I moved the blog post to Saturday so that I could spend all day working on it. So as you might guess from this very late post, I have spent all day doing… not that. I've been "thinking" about it, I tell myself. I do an awful lot of thinking.
Lately I've been thinking about this story I'm working on. Namely, what should happen next. I haven't written it yet because I don't know. I don't know if it's going in a good direction, as is.
As I'm sure I mentioned before, one advantage to publishing episodically is that you can get feedback along the way, right away. You can see if a character or a storyline is doing well, and that gives you some indication of where you might want to take the story.
But there is a downside to this. If you're relying on your readership to give some opinion and influence what you write, there's also the possibility that you receive zero feedback, and then it's just like you're shouting your story off of a cliff, and there's no way to know if anyone is listening. Do they like it? Do they not? Who knows?
Now, some might so, "Oh, we'll follow wherever you take the story. We trust you as a writer." That's probably a terrible idea, just saying. I wouldn't trust me. I don't know what I'm doing. When left to my own devices, I tend to just kill everyone, or at least maim them horribly.
On that subject, is anyone else curious what happens when you get bit by a hell beast? I sure am. Sure, it could be nothing, and Patrick could just brush it off, but where's the fun in that? That's what I've been thinking about the past couple days. What kind of awful sulfuric infection would you get from that? Infernal rabies, or something? I think that's the subject of the next episode, but I'm not sure how I want to go about it, yet.

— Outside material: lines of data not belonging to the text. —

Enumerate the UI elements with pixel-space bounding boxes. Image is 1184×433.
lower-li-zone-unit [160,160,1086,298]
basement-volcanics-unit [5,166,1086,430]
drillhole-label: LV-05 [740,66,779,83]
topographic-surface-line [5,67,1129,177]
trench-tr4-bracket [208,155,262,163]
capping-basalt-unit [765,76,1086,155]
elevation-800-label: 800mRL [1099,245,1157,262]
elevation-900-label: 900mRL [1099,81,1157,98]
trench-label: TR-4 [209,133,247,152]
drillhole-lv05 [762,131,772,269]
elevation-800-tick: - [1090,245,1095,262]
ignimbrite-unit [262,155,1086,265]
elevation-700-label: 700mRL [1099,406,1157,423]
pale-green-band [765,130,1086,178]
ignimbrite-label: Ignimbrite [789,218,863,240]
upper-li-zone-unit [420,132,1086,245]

And somehow, I went from posting a… post at the beginning of the week, and posting a story part at the end to doing the opposite of that, and I'm trying to fix it. So bear with me on that.
I'm going to end with a question, that will hopefully get some answers, because I'm really trying to cater to the readership, but I never know what you all want. Regarding this serial story I've got going on, how do you feel about the length of each episode? The first two were about a page to a page and a half in Word, and I think they make good little morsels, wherein some event or issue occurs, with no extra filler. But are they too short? Does it seem like I should have filled something out more with… I don't know, trivial descriptions? Or feelings? I tend to skip over that because I think it's bullshit, but maybe people need that stuff.
Let me know. Seriously.
I'll see you… Wednesday. With… something.
I don't think you want to worry too much about the length of the post. You're readers are hungry to read what you give them. Not exaggerating here. I think if you worry too much about the length, you might lose content. You might be too focused on each chapter being the same number of pages or words, when some might deserve and need more or fewer. That being said, I enjoyed the episodes so far! They aren't so long that someone is going to put off reading it for later when they "have more time", and they end with the reader wanting more. So yeah, I think you have it right, but don't get hung up on the length.
ReplyDeleteYour writing style does leave out descriptions that you think are trivial, but that's OK. It's your style and the descriptions that are NOT trivial become important tools for the reader to know that something is going to happen. I, personally,do like a little more "trivial description", but it might not suit you. You do you.
I think this is also a safe place to turn around if you want to. You can publish an episode, and if it doesn't work, you have the latitude to replace it or alter it. The reason that would work is that your readers know that you are writing and publishing these episode in real time. Whereas old fashioned publications like this were probably just a little more planned out, and perhaps written weeks/months/years before publication and revised and reworked. I feel like blogs are different in that way, because today you are building a sort of friendship with your readers rather than a bunch of blind followers. A less personal website would be for followers, a blog is for relationships (I'm not sure how you feel about that, but I'll bet you just got the shivers).